For the mentor in a peer-to-peer relationship, it’s just as emotionally rewarding as for the mentee, as the vast majority of mentors have been in that position themselves. It’s also a professionally rewarding process - we have a number of mentors currently studying related courses, training to become a mental health nurse or work in social care, so there’s a vocational dynamic away from the emotional rewards that is paramount to what we’re doing here. Sitting and having a coffee or something, talking about books they’re reading, music they’re listening to - “I’m not going mad, I’m not the only person” - the mentor can help you overcome the feeling of being defeated. You learn about CBT, mindfulness, the therapeutic processes at the heart of the mentoring process, but you can’t undermine the power of being introduced to these ideas by somebody with similar life experiences.

We’ve been asking people in Liverpool - what could the government do to enable or support the work of Open Door and other organisations like it?

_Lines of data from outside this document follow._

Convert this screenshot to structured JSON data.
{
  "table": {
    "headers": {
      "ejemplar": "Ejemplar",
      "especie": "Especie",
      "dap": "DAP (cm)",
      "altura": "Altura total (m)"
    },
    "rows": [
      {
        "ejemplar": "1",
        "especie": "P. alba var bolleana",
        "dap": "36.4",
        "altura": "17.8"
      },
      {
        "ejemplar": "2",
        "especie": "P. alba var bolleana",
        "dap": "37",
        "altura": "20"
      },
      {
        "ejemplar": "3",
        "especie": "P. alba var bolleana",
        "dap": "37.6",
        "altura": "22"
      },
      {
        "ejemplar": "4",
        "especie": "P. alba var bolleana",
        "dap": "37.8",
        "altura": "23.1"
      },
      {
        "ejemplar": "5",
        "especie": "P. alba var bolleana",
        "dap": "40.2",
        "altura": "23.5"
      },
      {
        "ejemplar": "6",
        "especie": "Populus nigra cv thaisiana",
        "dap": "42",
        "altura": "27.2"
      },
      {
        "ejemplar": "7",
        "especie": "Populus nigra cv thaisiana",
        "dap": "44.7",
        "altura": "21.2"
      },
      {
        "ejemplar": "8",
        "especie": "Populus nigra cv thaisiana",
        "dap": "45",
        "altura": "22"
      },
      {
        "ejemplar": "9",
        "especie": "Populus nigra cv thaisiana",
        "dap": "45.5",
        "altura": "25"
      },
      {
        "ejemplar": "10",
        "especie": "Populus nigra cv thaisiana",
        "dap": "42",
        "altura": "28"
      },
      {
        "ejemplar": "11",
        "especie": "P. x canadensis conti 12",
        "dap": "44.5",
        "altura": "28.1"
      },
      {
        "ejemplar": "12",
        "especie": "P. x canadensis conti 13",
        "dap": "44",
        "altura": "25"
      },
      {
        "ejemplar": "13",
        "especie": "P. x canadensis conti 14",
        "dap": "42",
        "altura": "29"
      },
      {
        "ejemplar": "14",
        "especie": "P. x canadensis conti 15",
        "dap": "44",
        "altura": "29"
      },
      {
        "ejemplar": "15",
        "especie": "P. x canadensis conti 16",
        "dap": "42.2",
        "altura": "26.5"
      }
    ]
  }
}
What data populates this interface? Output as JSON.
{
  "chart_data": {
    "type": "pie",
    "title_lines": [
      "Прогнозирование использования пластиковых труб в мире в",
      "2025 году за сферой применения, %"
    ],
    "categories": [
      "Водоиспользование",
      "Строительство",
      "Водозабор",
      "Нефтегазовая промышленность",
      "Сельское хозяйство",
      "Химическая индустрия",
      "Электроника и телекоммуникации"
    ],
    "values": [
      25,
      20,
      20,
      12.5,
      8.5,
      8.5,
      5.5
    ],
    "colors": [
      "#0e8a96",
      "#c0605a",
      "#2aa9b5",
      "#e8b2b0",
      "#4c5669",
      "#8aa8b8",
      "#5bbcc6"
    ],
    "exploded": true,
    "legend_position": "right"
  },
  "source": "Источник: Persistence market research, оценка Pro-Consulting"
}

Generally, we’ve been able to develop whilst relying on my willingness to go out and knock on the doors of NHS commissioners and think outside the box - and it’s much too hard. When you see there has been billions allocated to the NHS for mental health, the unfortunate truth is that it is often pumped into supporting old ways that aren’t always working. We need commissioners to trust the third sector at the same level at which they value them - and that needs to be built into policy. The rate of third sector organisation survival after three years is abysmal - much lower than it should be, so we need to put money into exciting and bespoke ways of supporting people’s mental health that weren’t there ten years ago.

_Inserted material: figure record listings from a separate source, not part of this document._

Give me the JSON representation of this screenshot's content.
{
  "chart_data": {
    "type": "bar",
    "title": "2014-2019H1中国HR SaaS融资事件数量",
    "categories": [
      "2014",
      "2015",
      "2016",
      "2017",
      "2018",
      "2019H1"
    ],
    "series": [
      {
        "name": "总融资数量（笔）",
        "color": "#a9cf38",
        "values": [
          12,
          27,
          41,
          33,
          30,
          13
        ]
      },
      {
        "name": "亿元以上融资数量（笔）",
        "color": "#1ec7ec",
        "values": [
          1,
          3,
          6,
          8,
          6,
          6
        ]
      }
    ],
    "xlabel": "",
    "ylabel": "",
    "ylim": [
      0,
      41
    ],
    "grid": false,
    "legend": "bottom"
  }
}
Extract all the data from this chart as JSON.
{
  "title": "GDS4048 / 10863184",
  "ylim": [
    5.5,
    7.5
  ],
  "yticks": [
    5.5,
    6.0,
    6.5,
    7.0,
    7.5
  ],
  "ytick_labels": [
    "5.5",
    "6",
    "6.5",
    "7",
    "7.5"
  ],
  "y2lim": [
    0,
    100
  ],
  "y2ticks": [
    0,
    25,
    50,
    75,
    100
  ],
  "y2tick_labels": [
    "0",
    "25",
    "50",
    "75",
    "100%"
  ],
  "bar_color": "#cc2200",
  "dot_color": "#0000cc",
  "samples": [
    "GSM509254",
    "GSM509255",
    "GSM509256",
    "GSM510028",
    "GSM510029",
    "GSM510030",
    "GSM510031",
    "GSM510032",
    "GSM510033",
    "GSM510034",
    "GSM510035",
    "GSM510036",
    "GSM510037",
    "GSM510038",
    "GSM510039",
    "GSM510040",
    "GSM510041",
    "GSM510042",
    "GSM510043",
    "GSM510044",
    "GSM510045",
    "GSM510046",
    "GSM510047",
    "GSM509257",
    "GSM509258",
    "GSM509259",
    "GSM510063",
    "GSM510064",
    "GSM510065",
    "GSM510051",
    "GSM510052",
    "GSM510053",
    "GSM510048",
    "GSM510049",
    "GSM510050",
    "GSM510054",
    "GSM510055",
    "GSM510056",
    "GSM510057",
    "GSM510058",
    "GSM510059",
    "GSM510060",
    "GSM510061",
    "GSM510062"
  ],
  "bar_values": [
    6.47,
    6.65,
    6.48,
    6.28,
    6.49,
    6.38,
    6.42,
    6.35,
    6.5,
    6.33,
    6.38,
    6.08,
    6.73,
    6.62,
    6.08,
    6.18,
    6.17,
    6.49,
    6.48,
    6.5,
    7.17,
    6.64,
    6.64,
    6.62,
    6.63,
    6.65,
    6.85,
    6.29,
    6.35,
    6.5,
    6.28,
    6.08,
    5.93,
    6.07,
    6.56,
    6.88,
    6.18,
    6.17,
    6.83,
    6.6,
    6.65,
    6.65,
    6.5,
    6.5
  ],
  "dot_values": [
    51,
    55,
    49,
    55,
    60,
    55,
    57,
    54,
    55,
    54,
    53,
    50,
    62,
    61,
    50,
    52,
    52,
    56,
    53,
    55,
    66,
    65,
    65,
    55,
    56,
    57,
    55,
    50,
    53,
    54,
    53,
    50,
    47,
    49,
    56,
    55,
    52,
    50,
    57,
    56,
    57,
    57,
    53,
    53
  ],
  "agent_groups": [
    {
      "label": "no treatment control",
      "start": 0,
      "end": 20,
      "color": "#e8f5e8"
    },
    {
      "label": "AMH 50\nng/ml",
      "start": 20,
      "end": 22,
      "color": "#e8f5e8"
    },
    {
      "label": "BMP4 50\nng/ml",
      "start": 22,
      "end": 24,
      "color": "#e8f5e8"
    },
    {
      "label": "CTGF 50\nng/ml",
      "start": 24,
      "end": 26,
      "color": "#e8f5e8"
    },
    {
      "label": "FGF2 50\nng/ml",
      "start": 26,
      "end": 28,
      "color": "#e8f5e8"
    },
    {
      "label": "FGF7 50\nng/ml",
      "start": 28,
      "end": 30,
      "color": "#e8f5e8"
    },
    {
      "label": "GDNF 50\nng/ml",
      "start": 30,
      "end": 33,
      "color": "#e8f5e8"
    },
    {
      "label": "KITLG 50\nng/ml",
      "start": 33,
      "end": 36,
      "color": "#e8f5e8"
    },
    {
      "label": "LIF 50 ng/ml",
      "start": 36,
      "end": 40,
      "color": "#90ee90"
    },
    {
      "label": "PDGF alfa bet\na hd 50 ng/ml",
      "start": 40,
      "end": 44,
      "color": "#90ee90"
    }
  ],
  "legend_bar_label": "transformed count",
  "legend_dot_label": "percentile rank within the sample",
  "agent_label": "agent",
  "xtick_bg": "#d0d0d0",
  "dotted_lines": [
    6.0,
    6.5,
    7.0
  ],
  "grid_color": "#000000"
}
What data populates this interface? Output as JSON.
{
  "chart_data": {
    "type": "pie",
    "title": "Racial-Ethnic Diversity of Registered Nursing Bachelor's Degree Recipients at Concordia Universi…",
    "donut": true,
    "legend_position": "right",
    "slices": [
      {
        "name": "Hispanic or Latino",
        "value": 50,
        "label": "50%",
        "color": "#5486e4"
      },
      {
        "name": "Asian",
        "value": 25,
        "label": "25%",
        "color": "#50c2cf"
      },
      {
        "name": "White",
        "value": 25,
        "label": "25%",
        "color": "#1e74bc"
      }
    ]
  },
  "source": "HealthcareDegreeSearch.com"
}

Finally you’re opening up a brand new centre of excellence here in Birkenhead. Can you tell me about this? And what do you aim to achieve? 

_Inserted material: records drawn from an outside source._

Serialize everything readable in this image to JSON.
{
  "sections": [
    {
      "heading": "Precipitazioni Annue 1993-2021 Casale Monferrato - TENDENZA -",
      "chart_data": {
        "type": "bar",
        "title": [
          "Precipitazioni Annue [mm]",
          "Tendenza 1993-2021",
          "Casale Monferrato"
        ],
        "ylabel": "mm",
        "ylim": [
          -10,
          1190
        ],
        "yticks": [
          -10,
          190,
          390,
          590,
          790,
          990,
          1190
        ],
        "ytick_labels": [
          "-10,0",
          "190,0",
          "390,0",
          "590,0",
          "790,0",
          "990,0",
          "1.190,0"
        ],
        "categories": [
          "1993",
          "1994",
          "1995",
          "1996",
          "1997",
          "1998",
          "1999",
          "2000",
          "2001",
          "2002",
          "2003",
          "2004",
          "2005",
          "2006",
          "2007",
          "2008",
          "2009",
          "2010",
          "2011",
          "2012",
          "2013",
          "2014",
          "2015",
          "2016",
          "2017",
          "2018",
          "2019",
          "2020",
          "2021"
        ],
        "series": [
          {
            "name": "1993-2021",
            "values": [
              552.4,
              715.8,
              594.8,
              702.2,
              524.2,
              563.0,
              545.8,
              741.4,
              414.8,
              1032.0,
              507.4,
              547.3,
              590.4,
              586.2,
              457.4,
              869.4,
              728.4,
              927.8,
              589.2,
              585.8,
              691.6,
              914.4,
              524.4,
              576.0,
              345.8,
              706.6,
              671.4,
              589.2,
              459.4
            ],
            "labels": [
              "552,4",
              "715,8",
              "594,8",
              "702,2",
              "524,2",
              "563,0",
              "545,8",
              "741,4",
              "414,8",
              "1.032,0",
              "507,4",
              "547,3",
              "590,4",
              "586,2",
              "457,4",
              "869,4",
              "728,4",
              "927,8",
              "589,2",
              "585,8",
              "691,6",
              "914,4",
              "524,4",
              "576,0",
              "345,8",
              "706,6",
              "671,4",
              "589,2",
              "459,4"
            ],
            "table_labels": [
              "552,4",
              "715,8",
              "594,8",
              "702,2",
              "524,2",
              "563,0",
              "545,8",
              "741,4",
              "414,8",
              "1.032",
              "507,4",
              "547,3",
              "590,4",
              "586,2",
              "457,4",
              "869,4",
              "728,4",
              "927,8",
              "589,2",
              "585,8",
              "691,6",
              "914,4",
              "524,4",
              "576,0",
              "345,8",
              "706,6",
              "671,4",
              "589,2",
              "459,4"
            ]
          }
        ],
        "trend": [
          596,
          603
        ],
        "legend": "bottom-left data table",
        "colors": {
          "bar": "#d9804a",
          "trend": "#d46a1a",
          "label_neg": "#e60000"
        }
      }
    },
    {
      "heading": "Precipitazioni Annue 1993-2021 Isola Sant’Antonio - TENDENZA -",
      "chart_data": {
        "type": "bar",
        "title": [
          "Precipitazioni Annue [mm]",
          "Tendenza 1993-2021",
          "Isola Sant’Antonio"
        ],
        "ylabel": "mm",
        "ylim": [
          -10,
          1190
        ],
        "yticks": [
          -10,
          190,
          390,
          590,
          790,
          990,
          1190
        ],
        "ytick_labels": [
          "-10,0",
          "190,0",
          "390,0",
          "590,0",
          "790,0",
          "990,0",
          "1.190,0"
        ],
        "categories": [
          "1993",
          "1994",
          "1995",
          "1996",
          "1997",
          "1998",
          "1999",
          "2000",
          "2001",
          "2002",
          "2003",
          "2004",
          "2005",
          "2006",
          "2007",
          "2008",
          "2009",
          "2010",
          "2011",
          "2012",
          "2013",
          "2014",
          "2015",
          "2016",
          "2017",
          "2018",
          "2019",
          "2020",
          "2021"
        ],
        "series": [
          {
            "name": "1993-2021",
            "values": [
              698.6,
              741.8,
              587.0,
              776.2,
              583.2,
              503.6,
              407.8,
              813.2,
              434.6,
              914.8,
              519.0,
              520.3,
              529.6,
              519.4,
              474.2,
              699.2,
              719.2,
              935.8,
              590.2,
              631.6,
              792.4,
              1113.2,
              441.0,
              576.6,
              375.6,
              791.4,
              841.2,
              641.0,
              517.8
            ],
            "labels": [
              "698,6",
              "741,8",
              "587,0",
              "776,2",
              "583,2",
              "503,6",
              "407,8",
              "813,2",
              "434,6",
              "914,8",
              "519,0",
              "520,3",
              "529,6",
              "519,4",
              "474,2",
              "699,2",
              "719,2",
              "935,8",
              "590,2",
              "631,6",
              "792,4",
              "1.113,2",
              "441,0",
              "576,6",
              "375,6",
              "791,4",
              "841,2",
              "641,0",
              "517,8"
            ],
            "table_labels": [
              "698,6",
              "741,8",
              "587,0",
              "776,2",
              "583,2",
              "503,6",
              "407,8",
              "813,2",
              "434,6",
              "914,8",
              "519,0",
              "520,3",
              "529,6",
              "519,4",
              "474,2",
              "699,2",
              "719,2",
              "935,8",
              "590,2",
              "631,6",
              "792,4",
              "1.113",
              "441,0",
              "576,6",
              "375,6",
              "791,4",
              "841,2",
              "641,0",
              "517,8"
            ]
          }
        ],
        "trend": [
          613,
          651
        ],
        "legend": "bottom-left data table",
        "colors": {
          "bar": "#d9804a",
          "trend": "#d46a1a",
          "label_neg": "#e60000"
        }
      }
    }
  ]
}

Joy is an open door charity project, and a multi-million pound capital build to take an ex-council building and revitalise and rebuild it to create alongside partners from each of the NHS trusts in Wirral to create a National Centre of Excellence for mental health and wellbeing, using the arts and social action - a game changer for how we do mental health. And I’m so proud we're doing it here in Birkenhead. It’s part of a bigger story of rejuvenation for a community that’s often been overlooked. I guess we’re playing our part in trying to level up. 

It starts to rain as we finish up at the Bloom Building, a former industrial site that now plays host to Open Door. We bundle into the back of Lee’s car as he starts to tell us about the local area, its history and his hopes for the future. 

We drive along the road, past the 12th century Birkenhead Priory, past the shipyards that once employed thousands, and onto the granite lined streets of Hamilton Square, designed, as Lee points out, by James Gillespie Graham, the man behind much of Edinburgh's grandest homes. 

And finally to the old council building that will play host to Joy, Open Door’s latest initiative to support mental health across the UK, a space made possible through the passionate hard work of Lee, the Open Door team and the community here in Birkenhead. 

As we shuttle under the Mersey to once again interview people about the cost of living, I can’t help but think that if we are to come through the crisis, if we are to build something better, to level up, then we’d do well to listen to Lee, and the thousands of others like him in communities across the UK. They have a lot to teach us. If we’re willing to listen.